Acontece, porém, que, no caso dos autos, o autor não provou o necessário nexo de causalidade entre o cumprimento defeituoso e os prejuízos, nem os próprios danos patrimoniais, tendo-se provado apenas que o veículo se encontra imobilizado desde 29/8/2002 (cfr. respostas negativas dadas aos quesitos 12º e 19º e resposta restritiva dada ao quesito 15º).
Acresce que os danos não patrimoniais provados não assumem a gravidade necessária para serem merecedores da tutela do direito e, por conseguinte, indemnizáveis nos termos do art.º 496º, n.º 1 do Código Civil.
Trata-se de meros incómodos por ter de utilizar outro veículo que não o seu, de pouco significado, o que não é digno daquela tutela.
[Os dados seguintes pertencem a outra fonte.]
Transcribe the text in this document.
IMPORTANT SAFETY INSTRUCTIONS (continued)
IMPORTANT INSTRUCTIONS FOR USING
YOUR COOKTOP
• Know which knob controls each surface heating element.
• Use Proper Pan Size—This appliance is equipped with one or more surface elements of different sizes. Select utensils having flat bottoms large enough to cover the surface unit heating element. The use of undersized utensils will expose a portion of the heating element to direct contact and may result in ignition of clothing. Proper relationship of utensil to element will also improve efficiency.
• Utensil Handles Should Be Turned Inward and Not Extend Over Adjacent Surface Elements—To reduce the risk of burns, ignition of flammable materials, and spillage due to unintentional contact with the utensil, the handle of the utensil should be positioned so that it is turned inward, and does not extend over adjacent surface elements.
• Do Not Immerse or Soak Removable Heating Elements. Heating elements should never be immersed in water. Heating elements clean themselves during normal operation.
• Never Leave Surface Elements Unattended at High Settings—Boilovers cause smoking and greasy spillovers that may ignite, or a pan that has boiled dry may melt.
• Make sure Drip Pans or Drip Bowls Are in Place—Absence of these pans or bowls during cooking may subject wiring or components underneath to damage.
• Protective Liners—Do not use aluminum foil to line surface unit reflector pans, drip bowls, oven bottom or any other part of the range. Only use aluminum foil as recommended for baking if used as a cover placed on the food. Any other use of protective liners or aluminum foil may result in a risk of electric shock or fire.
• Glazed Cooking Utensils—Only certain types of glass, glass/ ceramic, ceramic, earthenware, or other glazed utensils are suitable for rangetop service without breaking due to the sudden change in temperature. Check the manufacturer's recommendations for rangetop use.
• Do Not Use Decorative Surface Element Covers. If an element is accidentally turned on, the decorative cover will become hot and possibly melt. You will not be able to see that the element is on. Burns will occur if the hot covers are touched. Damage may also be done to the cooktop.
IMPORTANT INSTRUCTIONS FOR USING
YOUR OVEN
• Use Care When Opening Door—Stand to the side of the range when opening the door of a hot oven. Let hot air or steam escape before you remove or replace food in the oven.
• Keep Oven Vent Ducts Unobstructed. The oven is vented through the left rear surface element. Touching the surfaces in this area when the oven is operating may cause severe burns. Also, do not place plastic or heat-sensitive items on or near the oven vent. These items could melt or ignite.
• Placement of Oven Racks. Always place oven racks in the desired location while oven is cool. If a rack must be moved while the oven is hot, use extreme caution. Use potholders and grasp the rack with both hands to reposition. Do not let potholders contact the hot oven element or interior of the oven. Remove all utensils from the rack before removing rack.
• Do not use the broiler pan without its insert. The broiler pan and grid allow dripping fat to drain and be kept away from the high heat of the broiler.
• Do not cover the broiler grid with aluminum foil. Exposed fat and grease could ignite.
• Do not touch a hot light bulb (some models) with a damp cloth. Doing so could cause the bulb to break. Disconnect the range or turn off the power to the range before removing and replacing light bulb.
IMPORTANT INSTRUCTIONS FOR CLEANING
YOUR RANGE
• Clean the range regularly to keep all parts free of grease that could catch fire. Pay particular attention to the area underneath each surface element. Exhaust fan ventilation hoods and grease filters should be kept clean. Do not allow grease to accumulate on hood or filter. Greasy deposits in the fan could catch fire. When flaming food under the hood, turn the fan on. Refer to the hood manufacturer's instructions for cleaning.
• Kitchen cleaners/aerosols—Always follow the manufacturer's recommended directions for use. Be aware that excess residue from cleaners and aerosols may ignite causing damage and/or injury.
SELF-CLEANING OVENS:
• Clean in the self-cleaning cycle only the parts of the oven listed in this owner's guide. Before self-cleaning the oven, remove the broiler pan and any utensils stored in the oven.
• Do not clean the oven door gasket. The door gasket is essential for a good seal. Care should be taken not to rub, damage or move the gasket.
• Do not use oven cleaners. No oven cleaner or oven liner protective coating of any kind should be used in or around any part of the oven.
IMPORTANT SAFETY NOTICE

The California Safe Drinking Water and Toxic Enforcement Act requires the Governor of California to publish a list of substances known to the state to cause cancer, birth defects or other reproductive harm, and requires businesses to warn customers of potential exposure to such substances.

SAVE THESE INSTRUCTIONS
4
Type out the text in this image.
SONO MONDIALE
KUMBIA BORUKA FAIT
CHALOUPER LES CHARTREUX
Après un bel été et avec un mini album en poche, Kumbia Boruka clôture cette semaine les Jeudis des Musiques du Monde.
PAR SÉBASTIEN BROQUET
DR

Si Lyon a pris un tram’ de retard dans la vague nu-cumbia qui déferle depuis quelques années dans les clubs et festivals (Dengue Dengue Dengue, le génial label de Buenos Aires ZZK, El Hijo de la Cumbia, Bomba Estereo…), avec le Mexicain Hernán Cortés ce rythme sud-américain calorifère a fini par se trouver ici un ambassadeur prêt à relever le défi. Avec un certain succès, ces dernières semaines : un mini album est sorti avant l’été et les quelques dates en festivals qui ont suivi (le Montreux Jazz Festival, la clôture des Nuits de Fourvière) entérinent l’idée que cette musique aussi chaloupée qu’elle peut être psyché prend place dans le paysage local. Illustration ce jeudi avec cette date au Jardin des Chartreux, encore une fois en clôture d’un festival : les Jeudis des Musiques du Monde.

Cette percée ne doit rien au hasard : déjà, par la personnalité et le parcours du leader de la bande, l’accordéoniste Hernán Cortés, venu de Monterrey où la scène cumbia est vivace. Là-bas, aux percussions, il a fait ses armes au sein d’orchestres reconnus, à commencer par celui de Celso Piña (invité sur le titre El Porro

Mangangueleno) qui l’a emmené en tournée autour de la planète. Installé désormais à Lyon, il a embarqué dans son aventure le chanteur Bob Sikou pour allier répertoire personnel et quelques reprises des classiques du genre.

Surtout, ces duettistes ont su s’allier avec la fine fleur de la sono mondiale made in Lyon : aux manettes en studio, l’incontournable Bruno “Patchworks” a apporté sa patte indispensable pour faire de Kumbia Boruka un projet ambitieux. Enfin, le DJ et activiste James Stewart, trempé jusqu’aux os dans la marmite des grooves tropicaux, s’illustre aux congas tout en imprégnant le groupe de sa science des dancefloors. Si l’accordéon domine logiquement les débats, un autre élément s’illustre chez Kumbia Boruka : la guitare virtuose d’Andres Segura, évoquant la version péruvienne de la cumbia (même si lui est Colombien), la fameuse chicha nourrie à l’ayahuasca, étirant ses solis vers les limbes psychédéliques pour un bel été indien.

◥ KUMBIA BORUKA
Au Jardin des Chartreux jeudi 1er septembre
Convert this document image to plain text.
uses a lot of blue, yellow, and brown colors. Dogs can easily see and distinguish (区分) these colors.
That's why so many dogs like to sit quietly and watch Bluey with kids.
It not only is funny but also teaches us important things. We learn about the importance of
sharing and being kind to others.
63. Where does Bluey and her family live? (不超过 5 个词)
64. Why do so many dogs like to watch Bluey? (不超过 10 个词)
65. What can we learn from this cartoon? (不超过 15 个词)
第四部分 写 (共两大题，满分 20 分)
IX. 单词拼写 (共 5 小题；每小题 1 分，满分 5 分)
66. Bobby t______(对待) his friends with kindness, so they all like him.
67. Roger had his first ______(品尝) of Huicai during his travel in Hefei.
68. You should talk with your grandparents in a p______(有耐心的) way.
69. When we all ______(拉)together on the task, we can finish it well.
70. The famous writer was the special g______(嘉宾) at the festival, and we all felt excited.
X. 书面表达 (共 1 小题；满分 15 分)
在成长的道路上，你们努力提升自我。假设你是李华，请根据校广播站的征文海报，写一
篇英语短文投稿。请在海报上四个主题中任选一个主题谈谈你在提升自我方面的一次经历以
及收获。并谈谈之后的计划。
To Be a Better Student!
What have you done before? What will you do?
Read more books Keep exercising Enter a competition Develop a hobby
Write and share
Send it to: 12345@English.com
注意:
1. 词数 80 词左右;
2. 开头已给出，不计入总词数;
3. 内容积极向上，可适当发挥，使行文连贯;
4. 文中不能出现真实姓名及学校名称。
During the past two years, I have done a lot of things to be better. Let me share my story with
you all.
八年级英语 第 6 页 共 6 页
Ainda que se aceite a aplicabilidade do citado art.º 496º no domínio da responsabilidade contratual, o que não é líquido em face da sua inserção sistemática e da ausência de norma legal, de conteúdo ou de simples remissão, no lugar destinado às consequências da falta de cumprimento ou mora das obrigações derivadas do negócio jurídico, suscitando-se justificadas dúvidas sobre o real pensamento legislativo e assim se explicando a divisão na doutrina e na jurisprudência, neste caso, jamais poderá haver indemnização pelos danos não patrimoniais reclamados.
Assim sendo, não pode o autor obter do réu o pagamento das indemnizações pedidas.
Procedem, por conseguinte, no essencial e em parte, as conclusões da apelação e com elas parte da acção.